Frequently asked questions

Do South Africans need a visa for Mauritius?

South African tourists generally do not need to apply for a visa before a short Mauritius holiday, but must still meet entry requirements such as passport validity, return or onward travel, accommodation details and sufficient funds.

What is a realistic Mauritius budget for South Africans?

For a one-week trip, a budget traveller can sometimes land around R18,000-R28,000 per person sharing, a mid-range resort trip often sits around R30,000-R55,000 per person, and premium resorts can move well beyond R70,000 per person.

When is Mauritius cheapest from South Africa?

The better-value windows are usually outside South African school holidays, especially late January to March, May to early June and September to early November. Cyclone-season risk and humidity are higher in parts of summer.

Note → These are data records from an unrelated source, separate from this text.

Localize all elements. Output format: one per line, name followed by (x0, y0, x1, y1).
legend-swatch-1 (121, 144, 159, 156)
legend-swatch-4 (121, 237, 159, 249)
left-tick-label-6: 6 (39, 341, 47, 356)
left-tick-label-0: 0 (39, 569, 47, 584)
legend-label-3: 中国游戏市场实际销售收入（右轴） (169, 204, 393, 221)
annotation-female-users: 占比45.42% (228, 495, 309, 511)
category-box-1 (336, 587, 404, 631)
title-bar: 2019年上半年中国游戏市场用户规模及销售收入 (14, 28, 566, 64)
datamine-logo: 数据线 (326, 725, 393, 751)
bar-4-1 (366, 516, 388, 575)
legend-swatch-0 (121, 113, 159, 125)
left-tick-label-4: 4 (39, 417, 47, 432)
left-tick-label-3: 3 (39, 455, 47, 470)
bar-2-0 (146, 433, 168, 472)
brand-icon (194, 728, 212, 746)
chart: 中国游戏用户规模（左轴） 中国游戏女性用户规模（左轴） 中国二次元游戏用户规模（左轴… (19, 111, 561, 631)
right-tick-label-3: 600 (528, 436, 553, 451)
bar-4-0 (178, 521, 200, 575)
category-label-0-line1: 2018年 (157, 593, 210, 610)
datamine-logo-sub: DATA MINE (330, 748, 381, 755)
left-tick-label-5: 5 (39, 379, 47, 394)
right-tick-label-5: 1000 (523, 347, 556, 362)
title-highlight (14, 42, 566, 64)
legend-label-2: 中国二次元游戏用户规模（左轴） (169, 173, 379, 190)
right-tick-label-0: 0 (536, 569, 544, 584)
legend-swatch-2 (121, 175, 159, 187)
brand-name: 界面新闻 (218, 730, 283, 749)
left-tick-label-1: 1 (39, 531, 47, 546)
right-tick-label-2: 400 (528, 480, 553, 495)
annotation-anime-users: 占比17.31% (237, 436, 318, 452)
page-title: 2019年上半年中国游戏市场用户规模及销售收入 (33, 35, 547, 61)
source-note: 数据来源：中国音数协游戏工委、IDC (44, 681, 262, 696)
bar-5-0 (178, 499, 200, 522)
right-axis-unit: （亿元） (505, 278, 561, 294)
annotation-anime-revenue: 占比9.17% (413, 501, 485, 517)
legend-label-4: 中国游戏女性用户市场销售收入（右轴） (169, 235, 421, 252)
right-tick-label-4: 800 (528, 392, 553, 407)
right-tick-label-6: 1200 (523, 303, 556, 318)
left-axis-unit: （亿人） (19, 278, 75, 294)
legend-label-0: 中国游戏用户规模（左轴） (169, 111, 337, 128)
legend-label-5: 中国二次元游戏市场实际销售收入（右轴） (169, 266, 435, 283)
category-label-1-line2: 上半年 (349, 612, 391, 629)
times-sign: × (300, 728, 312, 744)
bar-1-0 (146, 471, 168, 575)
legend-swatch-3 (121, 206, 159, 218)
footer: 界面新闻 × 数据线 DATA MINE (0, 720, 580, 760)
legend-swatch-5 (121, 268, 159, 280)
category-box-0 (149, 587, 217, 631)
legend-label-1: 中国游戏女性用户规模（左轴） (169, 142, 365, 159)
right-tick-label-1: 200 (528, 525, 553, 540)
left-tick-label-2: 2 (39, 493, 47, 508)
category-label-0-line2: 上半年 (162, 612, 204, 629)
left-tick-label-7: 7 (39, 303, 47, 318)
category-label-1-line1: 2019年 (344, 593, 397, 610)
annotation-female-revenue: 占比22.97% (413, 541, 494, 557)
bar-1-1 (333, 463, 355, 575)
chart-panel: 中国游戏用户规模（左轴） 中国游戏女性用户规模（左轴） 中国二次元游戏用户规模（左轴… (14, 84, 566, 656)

Is all-inclusive worth it in Mauritius?

All-inclusive is worth considering if you will stay mostly at the resort, drink alcohol, travel with children or dislike surprise bills. Bed-and-breakfast or self-catering can be better if you plan to explore and eat locally.

How much spending money do I need in Mauritius?

For travellers with breakfast included, budget roughly R600-R1,200 per person per day for casual meals, drinks, transport and small activities. Resort dining, taxis and excursions can push that much higher.

Information in this guide is for general planning only and reflects publicly available rules and pricing at the time of writing. Always confirm specifics with the relevant airline, insurer, embassy or service provider before you book.